Facebook engineers struggled to explain where personal data might be stored in 55 Facebook subsystems to a court-appointed subject-matter expert, and said it would take a significant team effort to even be able to answer that question.

Meta spokesperson Dina El-Kassaby told The Intercept that Meta worked to guard users’ data and made significant investments to meet its privacy commitments.

Facebook was ordered to turn over information it had collected about the suit’s plaintiffs, but only provided data that was publicly accessible through the company’s “Download Your Information” tool. Facebook contended that any data not included in this set was outside the scope of the lawsuit.

Facebook’s stonewalling has been revealing on its own, providing variations on the same theme: Facebook has amassed so much data on so many billions of people and organized it so confusingly that full transparency is impossible on a technical level.

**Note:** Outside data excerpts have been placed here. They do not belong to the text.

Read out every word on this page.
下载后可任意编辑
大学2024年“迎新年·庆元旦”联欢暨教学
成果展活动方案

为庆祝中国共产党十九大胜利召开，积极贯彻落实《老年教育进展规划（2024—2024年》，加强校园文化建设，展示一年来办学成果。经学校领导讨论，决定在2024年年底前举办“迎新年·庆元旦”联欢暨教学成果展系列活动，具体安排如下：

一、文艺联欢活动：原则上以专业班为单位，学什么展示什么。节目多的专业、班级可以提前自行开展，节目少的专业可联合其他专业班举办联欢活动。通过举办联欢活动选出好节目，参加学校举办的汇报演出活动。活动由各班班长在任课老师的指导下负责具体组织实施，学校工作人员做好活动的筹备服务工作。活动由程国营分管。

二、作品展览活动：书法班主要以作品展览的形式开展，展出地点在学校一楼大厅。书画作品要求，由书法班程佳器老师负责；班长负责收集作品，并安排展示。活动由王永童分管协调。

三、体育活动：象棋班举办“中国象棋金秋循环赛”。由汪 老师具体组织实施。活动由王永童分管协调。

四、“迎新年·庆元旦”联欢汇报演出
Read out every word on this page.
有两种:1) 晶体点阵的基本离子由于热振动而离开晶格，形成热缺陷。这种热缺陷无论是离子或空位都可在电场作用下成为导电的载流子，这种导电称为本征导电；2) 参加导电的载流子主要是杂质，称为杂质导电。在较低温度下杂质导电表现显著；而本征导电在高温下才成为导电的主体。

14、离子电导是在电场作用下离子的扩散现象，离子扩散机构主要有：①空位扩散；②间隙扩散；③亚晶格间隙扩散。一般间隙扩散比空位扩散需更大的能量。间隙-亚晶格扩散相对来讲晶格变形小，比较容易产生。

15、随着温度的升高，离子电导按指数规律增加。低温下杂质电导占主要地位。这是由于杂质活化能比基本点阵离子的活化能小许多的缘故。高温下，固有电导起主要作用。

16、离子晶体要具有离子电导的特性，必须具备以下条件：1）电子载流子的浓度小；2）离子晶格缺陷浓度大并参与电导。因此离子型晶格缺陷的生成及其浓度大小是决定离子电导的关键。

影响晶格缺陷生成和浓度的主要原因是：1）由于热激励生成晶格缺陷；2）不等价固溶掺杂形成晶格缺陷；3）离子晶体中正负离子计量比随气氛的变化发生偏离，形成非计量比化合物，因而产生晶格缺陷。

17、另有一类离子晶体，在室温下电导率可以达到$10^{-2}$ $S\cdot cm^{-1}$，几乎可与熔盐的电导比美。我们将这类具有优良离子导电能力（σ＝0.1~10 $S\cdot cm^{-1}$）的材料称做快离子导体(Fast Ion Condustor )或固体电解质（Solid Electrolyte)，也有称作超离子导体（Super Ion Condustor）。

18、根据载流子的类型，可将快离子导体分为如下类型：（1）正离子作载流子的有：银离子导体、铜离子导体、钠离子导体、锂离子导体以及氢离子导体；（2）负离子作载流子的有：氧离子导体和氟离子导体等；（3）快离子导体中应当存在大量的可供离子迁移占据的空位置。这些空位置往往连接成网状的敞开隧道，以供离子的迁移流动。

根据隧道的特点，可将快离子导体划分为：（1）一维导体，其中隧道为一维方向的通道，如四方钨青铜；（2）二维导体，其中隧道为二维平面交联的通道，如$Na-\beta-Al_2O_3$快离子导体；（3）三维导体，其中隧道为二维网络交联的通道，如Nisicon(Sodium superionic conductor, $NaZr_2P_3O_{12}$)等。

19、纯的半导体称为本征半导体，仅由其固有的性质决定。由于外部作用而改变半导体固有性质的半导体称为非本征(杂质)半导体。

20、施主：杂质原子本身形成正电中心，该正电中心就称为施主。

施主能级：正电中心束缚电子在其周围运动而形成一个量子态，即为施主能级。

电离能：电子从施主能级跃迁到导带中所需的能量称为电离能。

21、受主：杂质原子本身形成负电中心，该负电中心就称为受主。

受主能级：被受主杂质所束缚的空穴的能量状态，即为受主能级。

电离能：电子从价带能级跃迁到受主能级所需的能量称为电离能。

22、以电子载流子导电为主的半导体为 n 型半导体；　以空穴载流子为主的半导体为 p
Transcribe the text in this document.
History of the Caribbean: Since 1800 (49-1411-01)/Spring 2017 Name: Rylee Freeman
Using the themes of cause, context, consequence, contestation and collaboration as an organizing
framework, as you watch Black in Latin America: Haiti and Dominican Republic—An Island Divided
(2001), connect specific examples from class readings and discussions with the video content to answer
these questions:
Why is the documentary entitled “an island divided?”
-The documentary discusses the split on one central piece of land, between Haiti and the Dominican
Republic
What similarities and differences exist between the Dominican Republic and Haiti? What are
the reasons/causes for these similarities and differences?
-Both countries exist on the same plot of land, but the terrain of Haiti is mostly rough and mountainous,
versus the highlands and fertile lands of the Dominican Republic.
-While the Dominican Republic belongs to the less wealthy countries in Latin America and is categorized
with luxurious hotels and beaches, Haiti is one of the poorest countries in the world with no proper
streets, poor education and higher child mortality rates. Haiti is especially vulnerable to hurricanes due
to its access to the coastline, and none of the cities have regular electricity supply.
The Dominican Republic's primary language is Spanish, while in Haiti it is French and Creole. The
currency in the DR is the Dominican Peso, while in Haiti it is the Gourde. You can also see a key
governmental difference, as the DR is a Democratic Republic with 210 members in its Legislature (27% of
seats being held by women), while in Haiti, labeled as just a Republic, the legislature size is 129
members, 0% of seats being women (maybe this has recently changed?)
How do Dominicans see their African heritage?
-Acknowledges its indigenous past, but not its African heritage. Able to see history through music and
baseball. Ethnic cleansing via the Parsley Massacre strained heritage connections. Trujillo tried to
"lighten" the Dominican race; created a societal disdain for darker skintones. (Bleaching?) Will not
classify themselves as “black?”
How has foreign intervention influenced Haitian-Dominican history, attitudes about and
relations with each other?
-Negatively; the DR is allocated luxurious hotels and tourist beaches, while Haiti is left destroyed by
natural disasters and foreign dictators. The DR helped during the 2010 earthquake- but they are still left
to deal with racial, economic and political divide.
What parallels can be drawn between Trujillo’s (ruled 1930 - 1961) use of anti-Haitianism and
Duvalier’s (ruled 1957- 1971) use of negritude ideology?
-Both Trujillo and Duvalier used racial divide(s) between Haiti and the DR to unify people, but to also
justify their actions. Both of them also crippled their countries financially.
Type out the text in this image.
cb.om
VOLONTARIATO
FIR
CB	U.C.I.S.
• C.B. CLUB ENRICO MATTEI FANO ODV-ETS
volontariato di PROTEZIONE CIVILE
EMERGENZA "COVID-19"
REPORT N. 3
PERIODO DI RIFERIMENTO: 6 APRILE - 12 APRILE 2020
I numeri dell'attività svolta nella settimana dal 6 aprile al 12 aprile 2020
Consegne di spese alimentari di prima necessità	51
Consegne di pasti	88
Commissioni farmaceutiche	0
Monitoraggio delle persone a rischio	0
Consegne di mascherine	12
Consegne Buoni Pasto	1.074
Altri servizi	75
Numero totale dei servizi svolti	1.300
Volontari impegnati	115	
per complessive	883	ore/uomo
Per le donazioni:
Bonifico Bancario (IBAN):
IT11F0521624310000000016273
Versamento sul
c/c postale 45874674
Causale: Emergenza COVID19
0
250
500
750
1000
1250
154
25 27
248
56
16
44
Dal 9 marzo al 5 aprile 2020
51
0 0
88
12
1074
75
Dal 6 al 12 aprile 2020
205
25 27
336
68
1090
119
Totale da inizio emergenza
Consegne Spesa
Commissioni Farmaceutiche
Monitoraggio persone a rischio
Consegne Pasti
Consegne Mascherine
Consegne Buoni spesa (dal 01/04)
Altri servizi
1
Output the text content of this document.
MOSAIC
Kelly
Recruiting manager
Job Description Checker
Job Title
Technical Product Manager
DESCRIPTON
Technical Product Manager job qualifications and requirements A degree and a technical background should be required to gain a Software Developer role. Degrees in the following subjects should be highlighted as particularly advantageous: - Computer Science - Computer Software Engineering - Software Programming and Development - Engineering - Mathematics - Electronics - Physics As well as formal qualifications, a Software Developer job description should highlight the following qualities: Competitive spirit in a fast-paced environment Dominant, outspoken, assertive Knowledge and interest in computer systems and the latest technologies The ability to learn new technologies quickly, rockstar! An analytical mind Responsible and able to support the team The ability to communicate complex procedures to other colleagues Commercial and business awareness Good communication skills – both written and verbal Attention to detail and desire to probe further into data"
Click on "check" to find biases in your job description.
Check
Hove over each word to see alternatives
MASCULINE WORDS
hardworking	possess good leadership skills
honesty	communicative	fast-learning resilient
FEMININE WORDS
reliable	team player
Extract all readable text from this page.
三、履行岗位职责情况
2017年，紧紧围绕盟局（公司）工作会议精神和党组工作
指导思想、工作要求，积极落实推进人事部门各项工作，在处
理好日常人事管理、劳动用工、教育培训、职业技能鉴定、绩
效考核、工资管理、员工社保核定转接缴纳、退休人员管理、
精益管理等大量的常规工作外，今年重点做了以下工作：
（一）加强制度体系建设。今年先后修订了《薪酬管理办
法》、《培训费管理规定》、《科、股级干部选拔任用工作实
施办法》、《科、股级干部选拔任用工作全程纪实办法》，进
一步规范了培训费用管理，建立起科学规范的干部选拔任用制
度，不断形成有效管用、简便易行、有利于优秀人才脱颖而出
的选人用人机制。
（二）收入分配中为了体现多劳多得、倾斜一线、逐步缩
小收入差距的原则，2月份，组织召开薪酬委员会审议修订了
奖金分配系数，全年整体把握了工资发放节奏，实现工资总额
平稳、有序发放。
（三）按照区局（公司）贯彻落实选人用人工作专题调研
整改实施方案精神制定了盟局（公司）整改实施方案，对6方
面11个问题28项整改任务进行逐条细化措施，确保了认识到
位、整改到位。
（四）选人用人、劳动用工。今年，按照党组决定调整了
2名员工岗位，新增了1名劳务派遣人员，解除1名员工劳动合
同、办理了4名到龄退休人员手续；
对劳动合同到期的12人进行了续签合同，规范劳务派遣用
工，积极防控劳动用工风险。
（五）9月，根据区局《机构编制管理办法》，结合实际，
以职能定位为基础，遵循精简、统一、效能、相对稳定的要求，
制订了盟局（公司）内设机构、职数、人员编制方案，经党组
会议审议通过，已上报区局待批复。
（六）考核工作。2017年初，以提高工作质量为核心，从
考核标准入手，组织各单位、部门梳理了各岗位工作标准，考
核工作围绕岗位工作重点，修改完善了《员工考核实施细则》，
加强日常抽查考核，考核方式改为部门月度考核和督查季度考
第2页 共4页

Facebook engineers explained in a congressional hearing that the internal engineering dysfunction at Meta makes compliance with data privacy laws an impossibility. They said that Facebook never bothered to cultivate institutional knowledge of how each of these component systems works.

Facebook’s inability to comprehend its own functioning took the hearing up to the edge of the metaphysical. The court-appointed special master asked how one could find out which systems actually contain user data that was created through machine inference.